Посол сообщил, что герцог подчеркнул: он должен подчиняться приказам его правительства и что пока слишком рано для дипломатического вмешательства. Если ситуация изменится, то он был готов немедленно вернуться, несмотря на личные жертвы. Он согласился оставаться в «непрерывной связи» с доктором Санто Сильвой и согласовал кодовое слово, при котором он немедленно вернется.
Вывод в докладе:
«Заявления герцога были, как подчеркнуло доверенное лицо, поддержаны силой воли и глубокой искренностью и включали в себя восхищение и симпатию к фюреру».
Хоть историк Джон Уоллер описал сообщение фон Риббентропа как «отличающееся своей наглостью», он отметил, что «хоть и выпытанный, но ответ герцога был еще более примечательным доказательством серьезной неосмотрительности. Отклонив предложение Гитлера, чтобы не вызвать скандал, он выразил признательность и сказал, что если положение дел изменится, он пересмотрит свою позицию. Этот компрометирующий документ оставил дверь открытой для дальнейших немецких интриг».
Хоть рассказ об операции «Уилли» сам по себе достаточно острый, многие историки добавили еще больше масла в огонь. Говорили, что двоюродный брат герцога, принц Филипп фон Гессенский, который встречался с герцогом в Лиссабоне в июле 1940 года для неформальных мирных переговоров. Это не такая уж надуманная теория: Гитлер использовал принца как дипломатического посредника, он был одним из окружения герцогского визита в Германию в 1937 году, и как и герцог Виндзорский выступал в пользу мирного урегулирования конфликта.
После исчерпывающего расследования биограф принца Филиппа, профессор Джонатан Петропулос, не нашел доказательств секретных королевских встреч. Но как он признал: «Если встреч не было, это еще не говорит о том, что Филипп с братьями не пытались устроить мирные переговоры».

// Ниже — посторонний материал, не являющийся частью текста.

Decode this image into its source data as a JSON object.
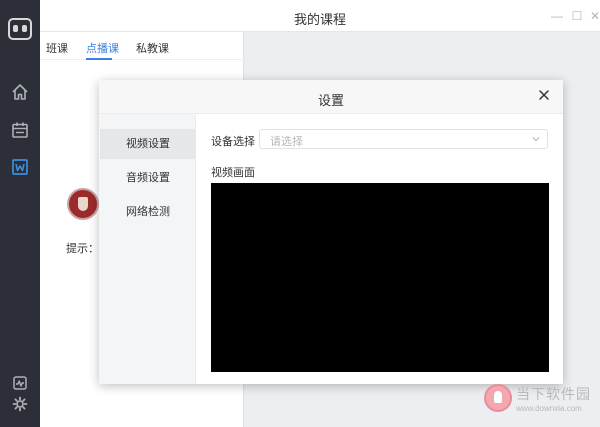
{
  "window": {
    "title": "我的课程",
    "controls": [
      "minimize-icon",
      "maximize-icon",
      "close-icon"
    ]
  },
  "sidebar": {
    "items": [
      {
        "name": "home-icon"
      },
      {
        "name": "calendar-icon"
      },
      {
        "name": "course-icon",
        "active": true
      },
      {
        "name": "pulse-icon"
      },
      {
        "name": "gear-icon"
      }
    ],
    "active_color": "#3b8fe0"
  },
  "tabs": [
    {
      "label": "班课"
    },
    {
      "label": "点播课",
      "active": true
    },
    {
      "label": "私教课"
    }
  ],
  "left_panel": {
    "hint": "提示：亲"
  },
  "dialog": {
    "title": "设置",
    "menu": [
      {
        "label": "视频设置",
        "active": true
      },
      {
        "label": "音频设置"
      },
      {
        "label": "网络检测"
      }
    ],
    "device_label": "设备选择",
    "device_placeholder": "请选择",
    "preview_label": "视频画面"
  },
  "watermark": {
    "text": "当下软件园",
    "url": "www.downxia.com"
  },
  "colors": {
    "accent": "#3b7ee0",
    "sidebar_bg": "#2c2f38",
    "preview_bg": "#000000"
  }
}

Далее в статье 1979 года в лондонской газете Sunday Times говорилось, что брат-близнец принца Филиппа, принц Вольфганг, заявил, что герцог Кентский служил посредником между принцем Филиппом и герцогом Виндзорским. Учитывая холодные отношения между братьями, это сомнительно. Однако подозрительное отсутствие и отказ в доступе к бумагам относительно герцога Кентского в Королевских Архивах в Виндзорском замке только подлили масла в огонь.
Наиболее пикантные предположения высказал историк Питер Аллен, который заявил, что заместитель фюрера, Рудольф Гесс, сам прилетел в Португалию ради мирных переговоров с герцогом 28 июля, в тот же день герцог встречался со вторым испанским эмиссаром. Его сопровождал известный начальник секретной службы, Рейнхард Гейдрих, который выступал в качестве телохранителя Гесса. Аллен утверждает, что эта секретная поездка Гесса в Португалию и его переговоры с герцогом и «важным», но не названным британским министром, побудили Гесса тайно посетить Британию в мае 1941 года, где он надеялся организовать мирные переговоры с герцогом Гамильтоном. Учитывая обсуждения герцога со вторым эмиссаром и прибытие Монктона в тот же день, что и Рудольф Гесс, эта теория кажется неправдоподобной.
Во время своей поездки Виндзоры загорали на палубе, разговаривали с другими пассажирами и смотрели фильмы в кинотеатре корабля, их неутомимая горничная, мадемуазель Мулишон, пыталась доставить драгоценные вещи герцогини из ее парижского дома. Прождав несколько дней на португальской границе, она была арестована. «Пожалуйста, попроси своих друзей отпустить Маргарит, так как она в отчаянии», – телеграфировала герцогиня своему другу Хавьеру Бермехильо.